Using it's concept, it is found that there is a 0.64 = 64% probability that the sum of two randomly chosen numbers from the set {0, 1, 2, 3, 4, 5, 6, 7, 8, 9} is no greater than 10.

A probability is the number of desired outcomes divided by the number of total outcomes.

In this problem:

  • Two numbers that can be repeated chosen from a set of 10 numbers, thus, in total, there are [tex]10^2 = 100[/tex] outcomes.

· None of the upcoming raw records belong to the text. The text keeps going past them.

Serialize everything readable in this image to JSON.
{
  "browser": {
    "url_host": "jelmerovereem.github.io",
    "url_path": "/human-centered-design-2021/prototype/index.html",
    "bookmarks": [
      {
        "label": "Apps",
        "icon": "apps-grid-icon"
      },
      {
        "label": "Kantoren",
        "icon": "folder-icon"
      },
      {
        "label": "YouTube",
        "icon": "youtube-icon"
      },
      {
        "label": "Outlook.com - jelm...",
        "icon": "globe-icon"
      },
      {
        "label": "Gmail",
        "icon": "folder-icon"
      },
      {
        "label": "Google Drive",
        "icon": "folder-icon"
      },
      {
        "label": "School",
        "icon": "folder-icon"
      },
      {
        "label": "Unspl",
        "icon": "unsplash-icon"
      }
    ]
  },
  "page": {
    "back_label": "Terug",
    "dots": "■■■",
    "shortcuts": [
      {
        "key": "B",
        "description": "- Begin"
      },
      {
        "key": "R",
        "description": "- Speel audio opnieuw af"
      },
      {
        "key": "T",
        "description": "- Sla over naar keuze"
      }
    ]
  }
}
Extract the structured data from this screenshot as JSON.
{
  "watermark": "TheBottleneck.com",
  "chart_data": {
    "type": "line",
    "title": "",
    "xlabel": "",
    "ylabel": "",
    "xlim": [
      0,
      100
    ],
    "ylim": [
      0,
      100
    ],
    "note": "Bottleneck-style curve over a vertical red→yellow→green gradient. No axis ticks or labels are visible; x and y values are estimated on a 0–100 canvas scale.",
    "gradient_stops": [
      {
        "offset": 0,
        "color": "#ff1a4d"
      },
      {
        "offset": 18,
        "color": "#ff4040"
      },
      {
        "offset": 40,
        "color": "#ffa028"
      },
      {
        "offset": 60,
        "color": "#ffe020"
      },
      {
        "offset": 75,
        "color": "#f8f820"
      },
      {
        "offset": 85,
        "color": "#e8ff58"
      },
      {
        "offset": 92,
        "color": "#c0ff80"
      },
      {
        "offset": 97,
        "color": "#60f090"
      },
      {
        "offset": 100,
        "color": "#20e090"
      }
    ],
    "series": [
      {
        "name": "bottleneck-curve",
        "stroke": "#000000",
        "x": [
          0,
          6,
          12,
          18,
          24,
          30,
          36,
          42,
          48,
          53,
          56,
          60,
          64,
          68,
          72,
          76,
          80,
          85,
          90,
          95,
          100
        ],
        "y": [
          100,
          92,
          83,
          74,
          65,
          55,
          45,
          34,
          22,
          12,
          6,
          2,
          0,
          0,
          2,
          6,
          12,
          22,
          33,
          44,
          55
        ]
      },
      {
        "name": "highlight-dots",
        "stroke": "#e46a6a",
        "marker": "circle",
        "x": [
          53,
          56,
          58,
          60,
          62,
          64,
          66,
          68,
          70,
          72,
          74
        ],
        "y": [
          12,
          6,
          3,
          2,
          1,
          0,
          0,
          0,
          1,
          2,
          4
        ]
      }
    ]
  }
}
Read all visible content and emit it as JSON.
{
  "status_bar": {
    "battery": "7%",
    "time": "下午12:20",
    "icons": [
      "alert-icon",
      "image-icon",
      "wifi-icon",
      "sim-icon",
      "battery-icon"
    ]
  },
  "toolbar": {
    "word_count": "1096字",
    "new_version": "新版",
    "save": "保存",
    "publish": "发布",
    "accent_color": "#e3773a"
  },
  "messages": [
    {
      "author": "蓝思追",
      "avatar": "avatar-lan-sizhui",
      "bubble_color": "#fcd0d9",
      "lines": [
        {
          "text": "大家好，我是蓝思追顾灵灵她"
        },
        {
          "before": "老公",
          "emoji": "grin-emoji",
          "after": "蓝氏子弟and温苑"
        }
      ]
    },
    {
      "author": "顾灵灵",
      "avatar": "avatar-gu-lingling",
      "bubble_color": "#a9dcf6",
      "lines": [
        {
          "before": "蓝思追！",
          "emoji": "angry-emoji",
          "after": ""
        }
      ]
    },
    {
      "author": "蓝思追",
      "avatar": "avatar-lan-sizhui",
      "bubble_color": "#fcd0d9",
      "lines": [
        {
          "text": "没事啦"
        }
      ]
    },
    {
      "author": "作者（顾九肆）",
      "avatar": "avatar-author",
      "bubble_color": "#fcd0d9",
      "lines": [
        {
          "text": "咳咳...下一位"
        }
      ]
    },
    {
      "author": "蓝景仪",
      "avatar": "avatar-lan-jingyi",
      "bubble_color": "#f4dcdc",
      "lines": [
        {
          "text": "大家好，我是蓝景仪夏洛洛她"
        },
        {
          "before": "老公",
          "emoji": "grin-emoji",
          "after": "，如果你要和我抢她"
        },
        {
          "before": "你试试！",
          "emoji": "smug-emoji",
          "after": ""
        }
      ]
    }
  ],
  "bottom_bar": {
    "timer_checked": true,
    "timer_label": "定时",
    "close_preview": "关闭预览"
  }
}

For a sum no greater than 10, we have that:

  • 0 can be added with all the 10 numbers, as can 1.
  • 2 can be added with 9 of them, bar 9.
  • 3 can be added with 8 of them.
  • 4 can be added with 7 of them.
  • 5 can be added with 6 of them.
  • 6 can be added with 5 numbers, 7 with 4, 8 with 3, and 9 with 2.

Hence, the number of desired outcomes is:

[tex]D = 10(2) + 9 + 8 + 7 + 6 + 5 + 4 + 3 + 2 = 64[/tex]

The probability is:

[tex]p = \frac{D}{T} = \frac{64}{100} = 0.64[/tex]

0.64 = 64% probability that the sum of two randomly chosen numbers from the set {0, 1, 2, 3, 4, 5, 6, 7, 8, 9} is no greater than 10.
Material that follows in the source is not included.